2. Vively — An Australian startup combining CGM data with an AI coaching layer to provide real-time, personalized diet and lifestyle interventions for metabolic health. Why it fits: Seed stage; strong early consumer traction in the APAC market, proving that the AI-driven metabolic health model can scale in geographies where incumbents are less saturated.
3. Aktiia — Uses optical sensors and proprietary AI algorithms to provide continuous, cuffless blood pressure monitoring via a lightweight wristband. Why it fits: Series A/B; incredible clinical validation signal (CE marked) addressing a massive gap in continuous cardiovascular data, moving hypertension management from point-in-time to continuous.
4. Nix Biosensors — A wearable patch that continuously analyzes sweat biomarkers to provide AI-driven, real-time hydration and electrolyte loss insights.
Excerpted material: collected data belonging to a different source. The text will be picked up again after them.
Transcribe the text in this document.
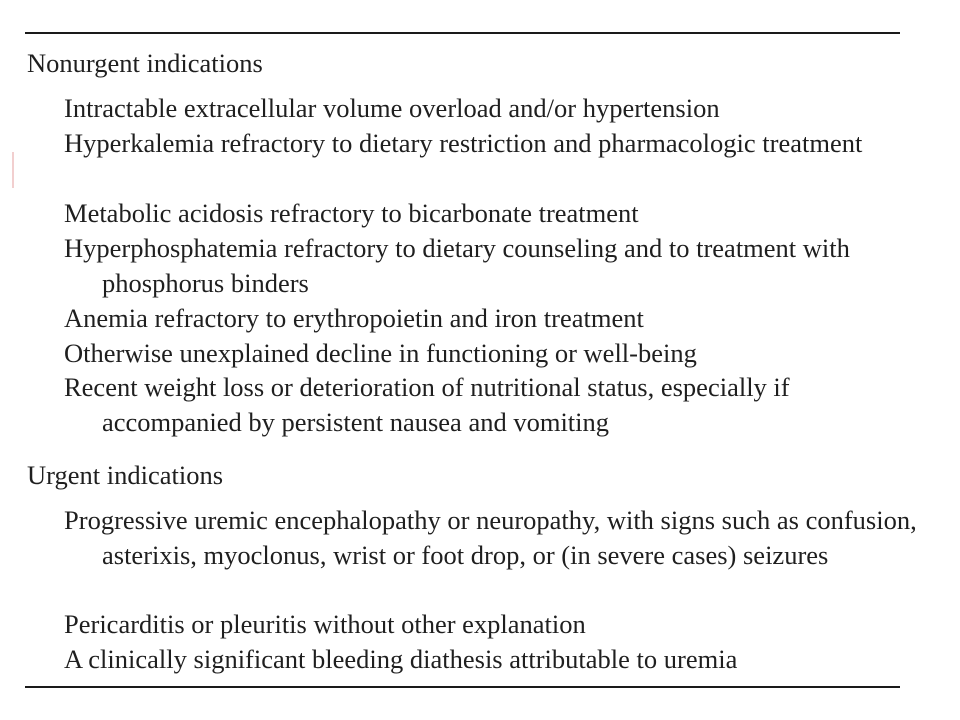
Nonurgent indications
Intractable extracellular volume overload and/or hypertension
Hyperkalemia refractory to dietary restriction and pharmacologic treatment
Metabolic acidosis refractory to bicarbonate treatment
Hyperphosphatemia refractory to dietary counseling and to treatment with phosphorus binders
Anemia refractory to erythropoietin and iron treatment
Otherwise unexplained decline in functioning or well-being
Recent weight loss or deterioration of nutritional status, especially if accompanied by persistent nausea and vomiting
Urgent indications
Progressive uremic encephalopathy or neuropathy, with signs such as confusion, asterixis, myoclonus, wrist or foot drop, or (in severe cases) seizures
Pericarditis or pleuritis without other explanation
A clinically significant bleeding diathesis attributable to uremia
Why it fits: Early commercial stage; strong signal in both elite sports performance and industrial safety, proving willingness-to-pay for continuous sweat data outside of clinical settings.
5. Epicore Biosystems — Develops microfluidic wearable patches that continuously track sweat biomarkers and skin temperature, analyzed via a predictive AI engine. Why it fits: Series A; strong B2B2C traction with major corporate partnerships (e.g., Chevron, PepsiCo) for industrial worker health, validating the enterprise market for continuous physiological monitoring.
6. Biolinq — Developing a wearable patch that uses an array of microscopic, intradermal electrochemical sensors to continuously measure glucose and other metabolic biomarkers. Why it fits: Series B; deep-tech signal with backing from the JDRF T1D Fund, pushing the hardware frontier beyond traditional needle-based CGMs to enable richer, multi-biomarker AI analytics.
7. Biobeat — AI-powered wearable monitors (patch and watch form factors) that continuously track 14+ cardiopulmonary biomarkers, including stroke volume and blood oxygen. Why it fits: Growth stage; strong regulatory signal with multiple FDA clearances, successfully bridging the gap between hospital-grade continuous monitoring and at-home personal health.
8. X-trodes — Flexible, smart skin patches that provide continuous, wireless electrophysiological monitoring (EMG, ECG, EEG) paired with machine learning analytics. Why it fits: Seed/Series A stage; strong deep-tech signal spinning out of Tel Aviv University, miniaturizing and consumerizing continuous neurological and muscular data for at-home use.
9. NuraLogix — Uses Transdermal Optical Imaging and affective AI to extract continuous facial blood flow data from standard smartphone cameras to predict metabolic and cardiovascular risks. Why it fits: Series B; highly scalable, software-only approach to continuous biomarker tracking, showing strong traction in B2B telehealth and insurance integrations.
10. PKvitality — Developing K'Watch, a smartwatch that uses a consumable micro-needle patch on the underside to continuously monitor glucose and lactate levels. Why it fits: Clinical trials stage; strong signal in the athletic and diabetic communities by combining continuous, sub-dermal biomarker extraction with a socially acceptable, standard smartwatch form factor.
***
2 Most Interesting White-Space Gaps
1. Continuous Female Endocrinology: The market is saturated with continuous metabolic (glucose) and cardiovascular (HRV, BP) monitors, but tracking female hormones (estrogen, progesterone, LH, FSH) still relies on point-in-time, manual tests (urine strips or blood draws). There is a massive white space for a continuous, non-invasive biomarker wearable paired with AI to manage menopause, PCOS, and fertility in real-time.
2. Real-Time Cortisol & Neurotransmitter Tracking: Current "stress tracking" wearables rely entirely on proxy metrics (HRV, resting heart rate, skin temperature). There is a glaring gap for continuous, microfluidic or intradermal monitoring of actual stress biomarkers (like cortisol or adrenaline) paired with an AI agent that can deliver real-time, context-aware mental health and behavioral interventions.